Par elle ne sait quel moyen, Ashley avait réussi à encourager les troupes et tous les quatre avaient finalement accepté d'aller à la piscine à pieds. Anne avait quitté la maison en même temps qu'eux, et les quatre jeunes marchaient désormais le long d'un petit sentier, l'un à côté de l'autre.
Lyly et Théo virent John chuchoter quelque chose à l'oreille de sa fiancée, et celle-ci explosa de rire avant de courir sur quelques mètres, poursuivit par son fiancé, qui la rattrapa bien assez rapidement. Il lui tapota les fesses, ce qui fit rire Ashley, et il passa son bras autour de ses épaules, avant qu'elle ne vienne se coller à lui.
La jeune femme repensa à la discussion qu'elle avait eu avec sa mère dans la cuisine, et ralentit discrètement son allure afin de marcher aux côtés de Théo. Aucune question n'était stupide. Aucune.
— Théo, je peux te poser une question ?
Le jeune homme sembla surpris de l'entendre s'adresser à lui et acquiesça la tête tout en continuant de regarder en face de lui. Lyly s'assura que le jeune couple était assez loin et tourna son regard vers Théo.
De profil, elle discernait nettement ses lèvres. Ses lèvres étaient pulpeuses, bien plus pulpeuses que celles de John ou bien d'Ashley. Et pour avoir pu y poser ses lèvres, Lyly savait à quel point elles étaient également très douces.
— Tu me promets que tu ne te moqueras pas de moi ?
Théo leva les sourcils de surprise et tourna enfin son regard vers la jeune fille. Un sourire amusé sur le visage, il acquiesça la tête et reporta son attention devant lui.
— Pourquoi tu...
Elle s'arrêta. C'était une question stupide. Bordel, pourquoi sa mère l'avait encouragé à demander cela ? C'était une question bien trop stupide à poser. Mais d'un autre côté, si elle souhaitait le savoir, elle devait poser la question... Ou bien devait-elle attendre qu'il vienne naturellement s'ouvrir à elle. La probabilité qu'il lui réponde sans qu'elle ne pose la question était pourtant faible, bien trop faible, mais bon, l'espoir faisait vivre...
— Pourquoi je quoi ?
— Tu vas me trouver débile.
— Ça n'a jamais tué personne.
Lyly ricana nerveusement et lui cogna gentiment l'épaule. Amusé, Théo laissa échapper un petit rire et se rapprocha davantage d'elle.
— Pose-moi ta question, Lyly.
Elle inspira longuement afin de se donner du courage, et jeta de nouveau un œil vers sa cousine et John. Ils étaient toujours en pleine discussion à une dizaine de mètres d'eux. Théo sortit une bouteille d'eau de son sac et la porta à sa bouche.

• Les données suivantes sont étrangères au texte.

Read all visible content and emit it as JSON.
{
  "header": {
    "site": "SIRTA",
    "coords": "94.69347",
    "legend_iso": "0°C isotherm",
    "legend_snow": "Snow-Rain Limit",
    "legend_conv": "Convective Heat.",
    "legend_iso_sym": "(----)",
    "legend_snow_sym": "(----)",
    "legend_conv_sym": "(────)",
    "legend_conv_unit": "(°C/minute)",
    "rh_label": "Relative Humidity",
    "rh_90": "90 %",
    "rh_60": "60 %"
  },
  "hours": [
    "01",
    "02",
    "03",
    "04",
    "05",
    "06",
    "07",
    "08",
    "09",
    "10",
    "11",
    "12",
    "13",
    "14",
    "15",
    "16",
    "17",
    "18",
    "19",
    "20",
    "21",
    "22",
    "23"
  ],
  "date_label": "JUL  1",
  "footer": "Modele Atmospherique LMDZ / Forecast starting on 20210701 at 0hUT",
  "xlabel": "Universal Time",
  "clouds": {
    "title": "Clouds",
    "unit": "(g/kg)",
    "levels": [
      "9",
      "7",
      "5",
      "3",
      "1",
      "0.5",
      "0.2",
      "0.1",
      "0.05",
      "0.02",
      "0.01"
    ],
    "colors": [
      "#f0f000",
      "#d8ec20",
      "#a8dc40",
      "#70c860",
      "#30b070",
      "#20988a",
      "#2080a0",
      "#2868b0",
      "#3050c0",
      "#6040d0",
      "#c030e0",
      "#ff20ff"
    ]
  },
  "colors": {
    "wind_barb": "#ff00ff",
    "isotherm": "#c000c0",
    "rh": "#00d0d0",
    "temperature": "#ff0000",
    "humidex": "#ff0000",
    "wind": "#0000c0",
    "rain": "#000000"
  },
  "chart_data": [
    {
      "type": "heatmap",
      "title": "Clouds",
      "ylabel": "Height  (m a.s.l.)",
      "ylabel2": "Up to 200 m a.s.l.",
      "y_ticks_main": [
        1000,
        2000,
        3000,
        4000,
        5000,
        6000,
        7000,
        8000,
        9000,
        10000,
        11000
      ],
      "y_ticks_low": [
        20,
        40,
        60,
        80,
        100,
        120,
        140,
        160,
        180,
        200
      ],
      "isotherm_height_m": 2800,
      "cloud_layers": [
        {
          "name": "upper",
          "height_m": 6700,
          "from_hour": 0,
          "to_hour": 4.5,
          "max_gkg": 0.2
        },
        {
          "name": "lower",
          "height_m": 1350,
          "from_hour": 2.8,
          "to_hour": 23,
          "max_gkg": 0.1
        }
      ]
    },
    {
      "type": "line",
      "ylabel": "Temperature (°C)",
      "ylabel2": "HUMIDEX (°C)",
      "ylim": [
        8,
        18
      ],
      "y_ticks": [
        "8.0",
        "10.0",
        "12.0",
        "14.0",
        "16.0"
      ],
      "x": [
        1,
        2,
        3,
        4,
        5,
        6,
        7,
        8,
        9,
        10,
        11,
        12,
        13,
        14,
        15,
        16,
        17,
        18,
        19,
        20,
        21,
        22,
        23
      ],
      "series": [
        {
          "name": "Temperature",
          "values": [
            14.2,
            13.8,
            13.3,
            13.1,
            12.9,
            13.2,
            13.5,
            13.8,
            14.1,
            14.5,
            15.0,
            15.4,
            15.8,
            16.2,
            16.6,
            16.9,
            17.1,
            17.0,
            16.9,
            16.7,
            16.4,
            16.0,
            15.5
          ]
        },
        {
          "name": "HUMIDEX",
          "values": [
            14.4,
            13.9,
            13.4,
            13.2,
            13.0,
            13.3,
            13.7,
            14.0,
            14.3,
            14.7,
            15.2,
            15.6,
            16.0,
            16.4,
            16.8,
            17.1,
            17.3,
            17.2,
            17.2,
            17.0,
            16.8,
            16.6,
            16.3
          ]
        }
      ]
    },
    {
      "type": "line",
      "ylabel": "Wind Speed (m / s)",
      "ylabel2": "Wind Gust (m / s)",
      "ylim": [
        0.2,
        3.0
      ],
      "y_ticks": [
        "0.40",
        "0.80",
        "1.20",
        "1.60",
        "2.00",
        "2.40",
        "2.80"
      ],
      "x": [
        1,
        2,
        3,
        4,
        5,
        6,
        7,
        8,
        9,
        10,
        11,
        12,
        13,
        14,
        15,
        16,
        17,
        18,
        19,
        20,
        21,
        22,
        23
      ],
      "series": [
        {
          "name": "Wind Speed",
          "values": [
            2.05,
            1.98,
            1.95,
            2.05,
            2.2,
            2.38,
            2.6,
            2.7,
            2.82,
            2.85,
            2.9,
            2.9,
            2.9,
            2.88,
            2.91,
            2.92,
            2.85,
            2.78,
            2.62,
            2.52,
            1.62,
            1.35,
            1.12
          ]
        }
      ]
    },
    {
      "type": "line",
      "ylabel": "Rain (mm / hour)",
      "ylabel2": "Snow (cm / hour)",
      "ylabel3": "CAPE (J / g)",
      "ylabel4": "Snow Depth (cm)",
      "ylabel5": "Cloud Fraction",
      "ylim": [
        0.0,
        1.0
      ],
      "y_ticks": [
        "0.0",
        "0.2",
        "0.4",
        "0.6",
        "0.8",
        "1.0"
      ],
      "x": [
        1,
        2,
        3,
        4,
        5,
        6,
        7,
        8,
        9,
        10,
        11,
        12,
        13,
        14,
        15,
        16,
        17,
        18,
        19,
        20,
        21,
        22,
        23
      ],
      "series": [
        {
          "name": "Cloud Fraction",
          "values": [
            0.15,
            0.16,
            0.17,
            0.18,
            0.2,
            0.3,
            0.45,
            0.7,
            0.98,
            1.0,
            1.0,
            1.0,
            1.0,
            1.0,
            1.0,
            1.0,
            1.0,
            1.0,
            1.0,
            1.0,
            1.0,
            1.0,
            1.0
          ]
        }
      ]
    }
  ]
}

— Pourquoi tu t'intéresses à moi ?
Le jeune homme avala de travers, referma rapidement sa bouteille et fut pris d'une quinte de toux. Ashley et John se retournèrent et s'arrêtèrent finalement afin de les attendre, pendant que Théo tentait de calmer sa toux du mieux qu'il le pouvait.
Lyly, gênée, sentit le rouge monter aux joues et se mura dans le silence lorsqu'ils furent de nouveau en la présence de sa cousine et de son fiancé.